Alcuni emendamenti, presentati in Parlamento e destinati a essere calendarizzati e votati dall’assise, intendono inserire espliciti riferimenti per piegare la Carta in senso confessionale. Il 95% dei papuani professa la fede cristiana: i fedeli sono al 64% protestanti (in maggioranza luterani), i cattolici sono circa il 27%, accanto a una percentuale più bassa di altre denominazioni.
Forzare la laicità dello stato risulterebbe dirompente, ha affermato la Conferenza episcopale in una lettera indirizzata al Comitato parlamentare per le riforme costituzionali. La Chiesa cattolica non condivide le variazioni suggerite da un gruppo di rappresentanti di denominazioni protestanti evangelicali che vorrebbero rinominare il Paese “Stato indipendente e cristiano della Papua Nuova Guinea”, imponendo il «rispetto, l’osservanza e la promozione dei principi cristiani».
La società si compone di un mosaico variegato di confessioni e, inoltre, registra un rapporto complesso con le tradizioni e culture originarie della Melanesia. Un’affermazione identitaria cristiana, si nota, verrebbe ad alterare l’identità melanesiana primordiale, «invece di riconoscerla, celebrarla e perfezionarla attraverso il Vangelo di Cristo» rileva la lettera dei presuli.
I fedeli della Papua si sentono, invece, «orgogliosi di essere etnicamente e culturalmente dei melanesiani che hanno liberamente abbracciato il Vangelo di Cristo e lo hanno fatto proprio» si afferma nella nota.
In un contesto che, anche nelle ultime settimane, è stato turbato da scontri tribali, c’è sicuramente bisogno di riflettere su «coesione sociale e identità nazionale, in un periodo di cambiamenti drammatici e di incertezza sul futuro»; ma la soluzione per promuovere coesione, si rileva, non sta nel fondamentalismo religioso o nel «nazionalismo cristiano» bensì «in un processo di educazione e discernimento, in armonia e unità nazionale» lontano da ogni settarismo.
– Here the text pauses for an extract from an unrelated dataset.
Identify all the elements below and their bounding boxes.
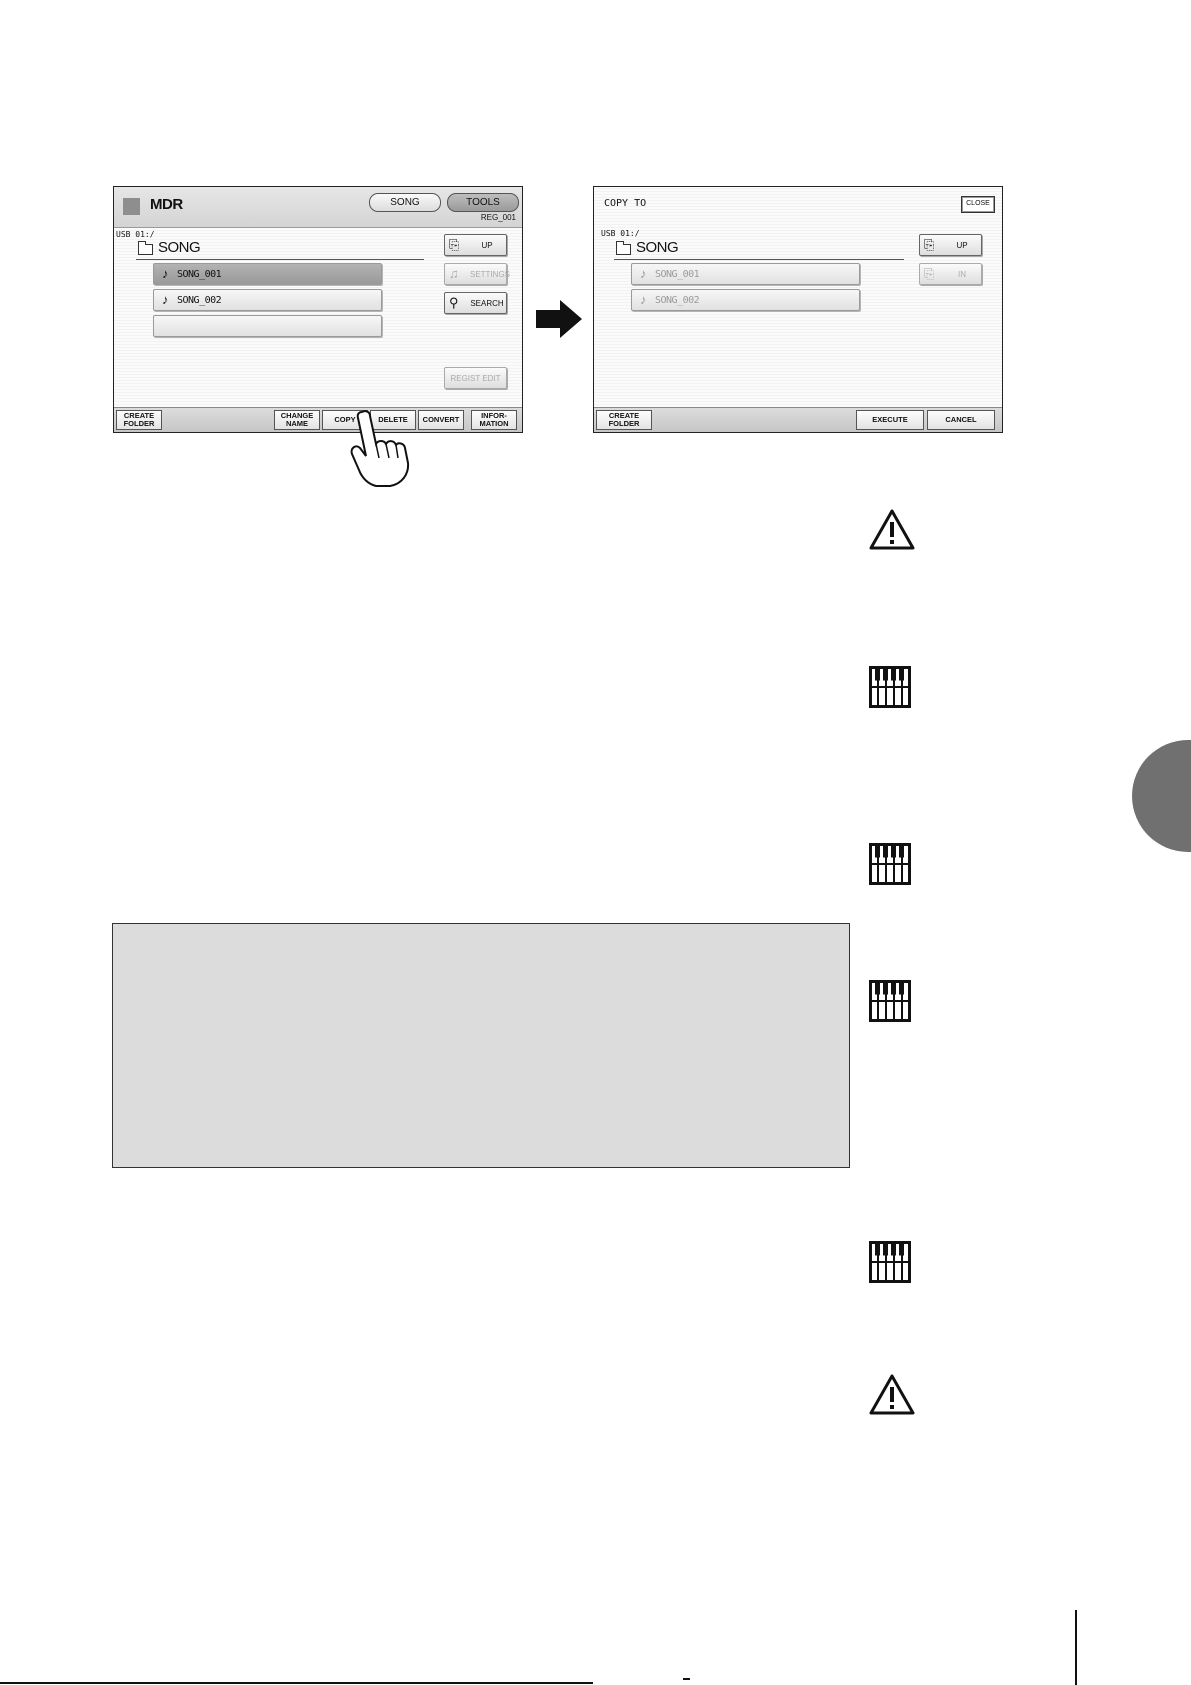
create-folder-button[interactable]: CREATE FOLDER [596,410,652,430]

Rappresentanti, intellettuali e giuristi cattolici fanno notare, tra l’altro, che un riferimento a Dio è già presente nel Preambolo della Costituzione e questo è sufficiente. L’emendamento proposto «è anti-costituzionale, dato che la libertà religiosa è un diritto fondamentale, sancito dall’articolo 45 della Carta» che tutela «il diritto alla libertà di coscienza, pensiero e religione» ha notato l’avvocato Nemo Yalo, ex giudice della Corte Suprema.
«Siamo un Paese laico con ampia libertà di culto e di azione sociale per i credenti. La maggior parte delle scuole e delle opere di welfare nella Papua Nuova Guinea appartiene alle Chiese cristiane delle varie denominazioni. Abbiamo il pieno riconoscimento dello stato. È questo l’equilibrio da preservare, per il bene di tutti» ha aggiunto all’agenzia Fides padre Victor Roche, missionario indiano della Società del Verbo Divino, da oltre 40 anni nel Paese dell’Oceania.
Facendosi portavoce degli oltre duemila, tra sacerdoti e consacrati, presenti in Papua Nuova Guinea, membri di congregazioni maschili e femminili, che il Papa incontrerà a Vanimo, il verbita conclude: «La nazione, più che cambiamenti giuridici o formali, ha bisogno di una testimonianza di pace e giustizia».